Hint: In the question, we have an equation that is quadratic, and we have to find its factors, which can be done with the help of rules. Factorisation is the reverse of multiplying out. One important factorisation process is the reverse of multiplications. The factors of any equation can be an integer, a variable or an algebraic expression itself.

Formula used: ${a^3} - {b^3} = (a - b)({a^2} + ab + {b^2})$

Complete step-by-step solution:
We have an equation $64{x^3} - 125$, and we are supposed to factorise it,
Upon keen observation, we can conclude that this can be simplified into the formula that we have which goes like ${a^3} - {b^3} = (a - b)({a^2} + ab + {b^2})$
We have $64{x^3}$ which can be written as ${(4x)^3}$ and we also have $125$ which can be written as ${(5)^3}$.
Putting the values in the formula we get,
$ \Rightarrow {(4x)^3} - {(5)^3}$We break it down and factorise it into $(4x - 5)({(4x)^2} + (4x \times 5) + {(5)^2})$
Opening the inner brackets to make it look a bit simplified, we get,
$ \Rightarrow (4x - 5)(16{x^2} + 20x + 25)$

Therefore, when the equation $64{x^3} - 125$ is simplified, we get its factors that are $ (4x - 5)(16{x^2} + 20x + 25)$

Note: In Mathematics, factorisation or factoring is defined as the breaking or decomposition of an entity (for example a number, a matrix, or a polynomial) into a product of another entity, or factors, which when multiplied together gives the original number or a matrix, etc.
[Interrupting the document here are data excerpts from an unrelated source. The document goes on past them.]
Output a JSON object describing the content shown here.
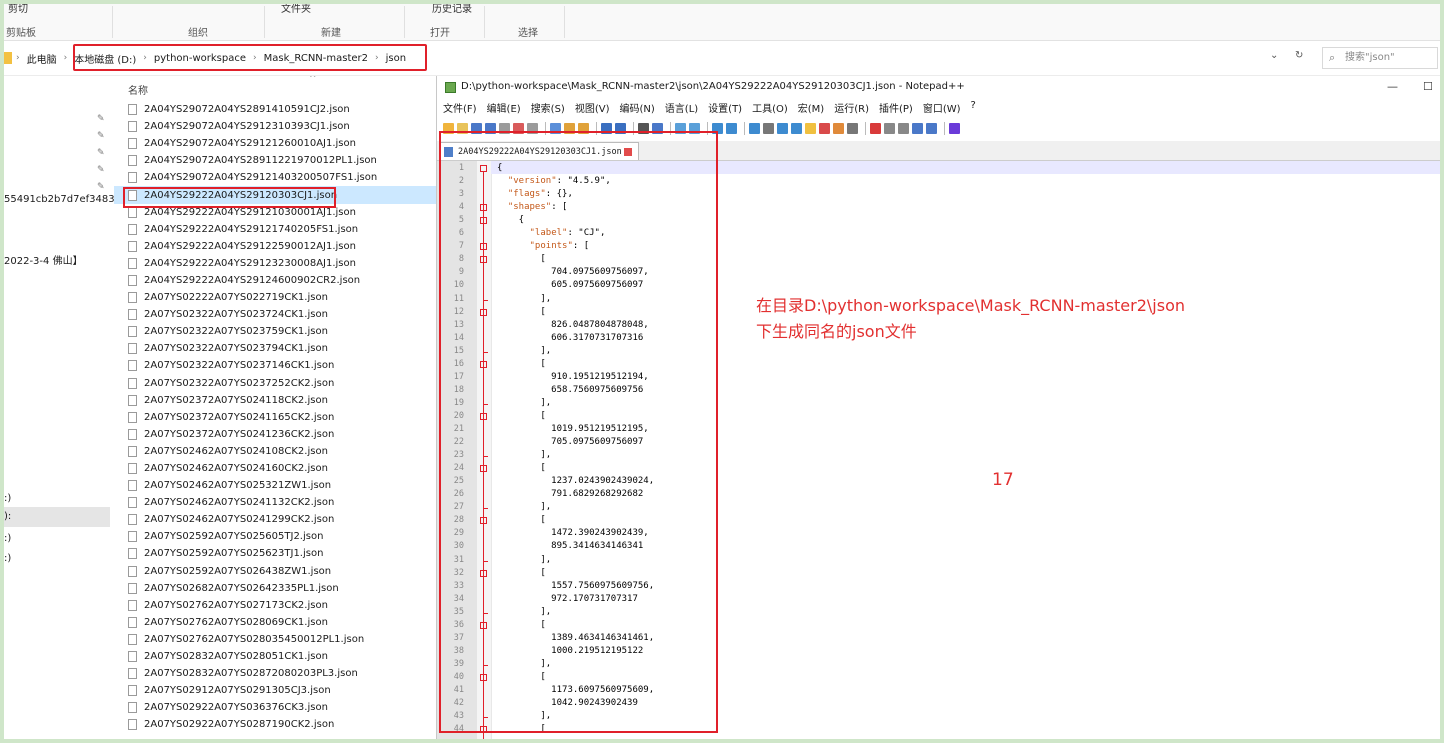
{
  "ribbon": {
    "top_items": [
      "剪切",
      "文件夹",
      "历史记录"
    ],
    "groups": [
      "剪贴板",
      "组织",
      "新建",
      "打开",
      "选择"
    ]
  },
  "address": {
    "crumbs": [
      "此电脑",
      "本地磁盘 (D:)",
      "python-workspace",
      "Mask_RCNN-master2",
      "json"
    ],
    "search_placeholder": "搜索\"json\""
  },
  "nav": {
    "items": [
      {
        "text": "55491cb2b7d7ef3483"
      },
      {
        "text": "2022-3-4 佛山】"
      },
      {
        "text": ":)"
      },
      {
        "text": "):"
      },
      {
        "text": ":)"
      },
      {
        "text": ":)"
      }
    ]
  },
  "file_list": {
    "column_header": "名称",
    "files": [
      "2A04YS29072A04YS2891410591CJ2.json",
      "2A04YS29072A04YS2912310393CJ1.json",
      "2A04YS29072A04YS29121260010AJ1.json",
      "2A04YS29072A04YS28911221970012PL1.json",
      "2A04YS29072A04YS29121403200507FS1.json",
      "2A04YS29222A04YS29120303CJ1.json",
      "2A04YS29222A04YS29121030001AJ1.json",
      "2A04YS29222A04YS29121740205FS1.json",
      "2A04YS29222A04YS29122590012AJ1.json",
      "2A04YS29222A04YS29123230008AJ1.json",
      "2A04YS29222A04YS29124600902CR2.json",
      "2A07YS02222A07YS022719CK1.json",
      "2A07YS02322A07YS023724CK1.json",
      "2A07YS02322A07YS023759CK1.json",
      "2A07YS02322A07YS023794CK1.json",
      "2A07YS02322A07YS0237146CK1.json",
      "2A07YS02322A07YS0237252CK2.json",
      "2A07YS02372A07YS024118CK2.json",
      "2A07YS02372A07YS0241165CK2.json",
      "2A07YS02372A07YS0241236CK2.json",
      "2A07YS02462A07YS024108CK2.json",
      "2A07YS02462A07YS024160CK2.json",
      "2A07YS02462A07YS025321ZW1.json",
      "2A07YS02462A07YS0241132CK2.json",
      "2A07YS02462A07YS0241299CK2.json",
      "2A07YS02592A07YS025605TJ2.json",
      "2A07YS02592A07YS025623TJ1.json",
      "2A07YS02592A07YS026438ZW1.json",
      "2A07YS02682A07YS02642335PL1.json",
      "2A07YS02762A07YS027173CK2.json",
      "2A07YS02762A07YS028069CK1.json",
      "2A07YS02762A07YS028035450012PL1.json",
      "2A07YS02832A07YS028051CK1.json",
      "2A07YS02832A07YS02872080203PL3.json",
      "2A07YS02912A07YS0291305CJ3.json",
      "2A07YS02922A07YS036376CK3.json",
      "2A07YS02922A07YS0287190CK2.json"
    ],
    "selected_index": 5
  },
  "notepad": {
    "title": "D:\\python-workspace\\Mask_RCNN-master2\\json\\2A04YS29222A04YS29120303CJ1.json - Notepad++",
    "menu": [
      "文件(F)",
      "编辑(E)",
      "搜索(S)",
      "视图(V)",
      "编码(N)",
      "语言(L)",
      "设置(T)",
      "工具(O)",
      "宏(M)",
      "运行(R)",
      "插件(P)",
      "窗口(W)",
      "?"
    ],
    "tab_label": "2A04YS29222A04YS29120303CJ1.json",
    "lines": [
      "{",
      "  \"version\": \"4.5.9\",",
      "  \"flags\": {},",
      "  \"shapes\": [",
      "    {",
      "      \"label\": \"CJ\",",
      "      \"points\": [",
      "        [",
      "          704.0975609756097,",
      "          605.0975609756097",
      "        ],",
      "        [",
      "          826.0487804878048,",
      "          606.3170731707316",
      "        ],",
      "        [",
      "          910.1951219512194,",
      "          658.7560975609756",
      "        ],",
      "        [",
      "          1019.951219512195,",
      "          705.0975609756097",
      "        ],",
      "        [",
      "          1237.0243902439024,",
      "          791.6829268292682",
      "        ],",
      "        [",
      "          1472.390243902439,",
      "          895.3414634146341",
      "        ],",
      "        [",
      "          1557.7560975609756,",
      "          972.170731707317",
      "        ],",
      "        [",
      "          1389.4634146341461,",
      "          1000.219512195122",
      "        ],",
      "        [",
      "          1173.6097560975609,",
      "          1042.90243902439",
      "        ],",
      "        ["
    ]
  },
  "annotation": {
    "line1": "在目录D:\\python-workspace\\Mask_RCNN-master2\\json",
    "line2": "下生成同名的json文件",
    "page_number": "17"
  },
  "colors": {
    "highlight": "#e0202a",
    "annotation_text": "#e23030",
    "json_key": "#c4591a",
    "selection": "#cce8ff"
  }
}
It is simply the resolution of an integer or polynomial into factors such that when multiplied together they will result in an original or initial integer or polynomial. In the factorisation method, we reduce any algebraic or quadratic equation into its simpler form, where the equations are represented as the product of factors instead of expanding the brackets.